Como os policiais hispânicos veem seus empregos

Os hispânicos são o principal grupo racial ou étnico de crescimento mais rápido nos departamentos de polícia locais dos Estados Unidos. Em 2013, os hispânicos representavam 12% dos oficiais juramentados em tempo integral, um aumento de 7 pontos percentuais desde o final dos anos 1980, de acordo com o Bureau of Justice Statistics. E eles ainda estão sub-representados em relação à sua parcela na população dos EUA, enquanto os oficiais negros ganharam paridade nesta medida.

Uma pesquisa recente do Pew Research Center destaca como os oficiais hispânicos vêem seus empregos, suas comunidades e outras questões importantes que afetam a polícia hoje. (A pesquisa foi realizada pela Plataforma Nacional de Pesquisa da Polícia de 19 de maio a 14 de agosto de 2016 e coletou as opiniões de uma amostra representativa nacionalmente de 7.917 policiais juramentados que trabalham em 54 departamentos da polícia e do xerife com 100 ou mais policiais.)

No geral, os oficiais hispânicos têm opiniões semelhantes às dos oficiais brancos em uma variedade de questões relacionadas a recentes incidentes de alto perfil entre negros e policiais. Mas quando se trata de trabalhar com as autoridades federais para fazer cumprir as leis de imigração, as opiniões dos oficiais hispânicos se alinham mais com as dos oficiais negros. Aqui estão quatro descobertas principais sobre como os policiais hispânicos veem seus empregos:

1Como a maioria dos policiais, Oficiais hispânicos têm sentimentos mistos sobre seu trabalho. A maioria dos policiais hispânicos (63%) afirma que seu trabalho muitas vezes ou quase sempre os deixa orgulhosos, uma parcela semelhante à dos negros (60%), mas um pouco maior do que entre os policiais brancos (58%). E 47% dos oficiais hispânicos dizem que seu trabalho com frequência ou quase sempre os faz se sentir realizados. Ao mesmo tempo, porém, muitos oficiais hispânicos expressam frustração com seus empregos.

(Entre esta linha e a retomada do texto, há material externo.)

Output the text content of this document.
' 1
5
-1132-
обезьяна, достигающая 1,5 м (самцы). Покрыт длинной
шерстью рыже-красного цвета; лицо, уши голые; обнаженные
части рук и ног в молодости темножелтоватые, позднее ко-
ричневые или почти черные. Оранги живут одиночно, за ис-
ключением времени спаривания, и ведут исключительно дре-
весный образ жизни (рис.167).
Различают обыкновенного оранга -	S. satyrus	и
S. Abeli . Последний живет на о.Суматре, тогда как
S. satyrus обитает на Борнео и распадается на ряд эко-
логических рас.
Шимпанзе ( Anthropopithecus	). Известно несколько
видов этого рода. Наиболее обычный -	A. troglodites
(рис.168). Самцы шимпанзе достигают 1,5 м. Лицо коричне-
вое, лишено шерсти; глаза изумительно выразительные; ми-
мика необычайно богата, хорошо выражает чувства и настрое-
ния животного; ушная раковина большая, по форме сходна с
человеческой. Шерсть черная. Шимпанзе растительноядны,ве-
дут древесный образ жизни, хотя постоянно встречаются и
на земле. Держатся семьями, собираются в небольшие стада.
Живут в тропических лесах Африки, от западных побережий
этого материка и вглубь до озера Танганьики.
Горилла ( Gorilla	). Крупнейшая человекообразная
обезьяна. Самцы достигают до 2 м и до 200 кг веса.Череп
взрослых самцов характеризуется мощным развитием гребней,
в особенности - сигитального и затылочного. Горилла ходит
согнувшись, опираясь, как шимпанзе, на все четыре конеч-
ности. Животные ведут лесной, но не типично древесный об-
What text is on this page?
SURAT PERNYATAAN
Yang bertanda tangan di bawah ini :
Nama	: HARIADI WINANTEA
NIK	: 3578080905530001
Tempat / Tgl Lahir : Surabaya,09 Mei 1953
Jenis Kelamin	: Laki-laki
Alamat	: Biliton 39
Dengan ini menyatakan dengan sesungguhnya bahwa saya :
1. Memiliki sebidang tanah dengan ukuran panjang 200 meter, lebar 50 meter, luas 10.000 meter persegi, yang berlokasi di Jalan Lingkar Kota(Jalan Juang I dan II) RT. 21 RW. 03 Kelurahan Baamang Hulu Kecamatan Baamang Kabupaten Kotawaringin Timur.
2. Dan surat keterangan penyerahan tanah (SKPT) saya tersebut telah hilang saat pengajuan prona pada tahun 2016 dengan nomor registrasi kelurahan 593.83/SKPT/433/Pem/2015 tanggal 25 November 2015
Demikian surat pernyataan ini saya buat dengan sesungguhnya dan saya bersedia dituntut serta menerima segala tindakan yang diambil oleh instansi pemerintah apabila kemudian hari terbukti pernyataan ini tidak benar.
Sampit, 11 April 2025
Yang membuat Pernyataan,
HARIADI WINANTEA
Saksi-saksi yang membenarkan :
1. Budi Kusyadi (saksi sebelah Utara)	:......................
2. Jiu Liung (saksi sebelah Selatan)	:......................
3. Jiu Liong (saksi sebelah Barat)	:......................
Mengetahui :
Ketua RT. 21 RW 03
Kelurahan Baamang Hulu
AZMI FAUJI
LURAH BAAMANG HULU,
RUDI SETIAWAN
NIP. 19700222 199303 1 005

Aproximadamente metade (47%) afirma que seu trabalho freqüentemente ou quase sempre os deixa frustrados. Além disso, cerca de um em cada cinco policiais hispânicos (21%) dizem que seu trabalho frequentemente ou quase sempre os deixa com raiva.

2 As opiniões de oficiais latinos sobre incidentes fatais e os protestos que se seguiram refletem as de oficiais brancos.Aproximadamente sete em cada dez policiais latinos e brancos (72% de cada grupo) dizem que os recentes encontros fatais entre negros e a polícia são incidentes isolados, em vez de sinais de um problema mais amplo entre negros e a polícia.

Em contraste, a maioria dos oficiais negros (57%) vê esses incidentes como sinais de um problema maior. Quando se trata de protestos relacionados a esses incidentes, menos da metade dos policiais latinos (42%) e uma parcela ainda menor de policiais brancos (27%) dizem que um desejo genuíno de responsabilizar a polícia é pelo menos parte da motivação para estes protestos. Em contraste, a maioria dos oficiais negros (69%) dizem isso.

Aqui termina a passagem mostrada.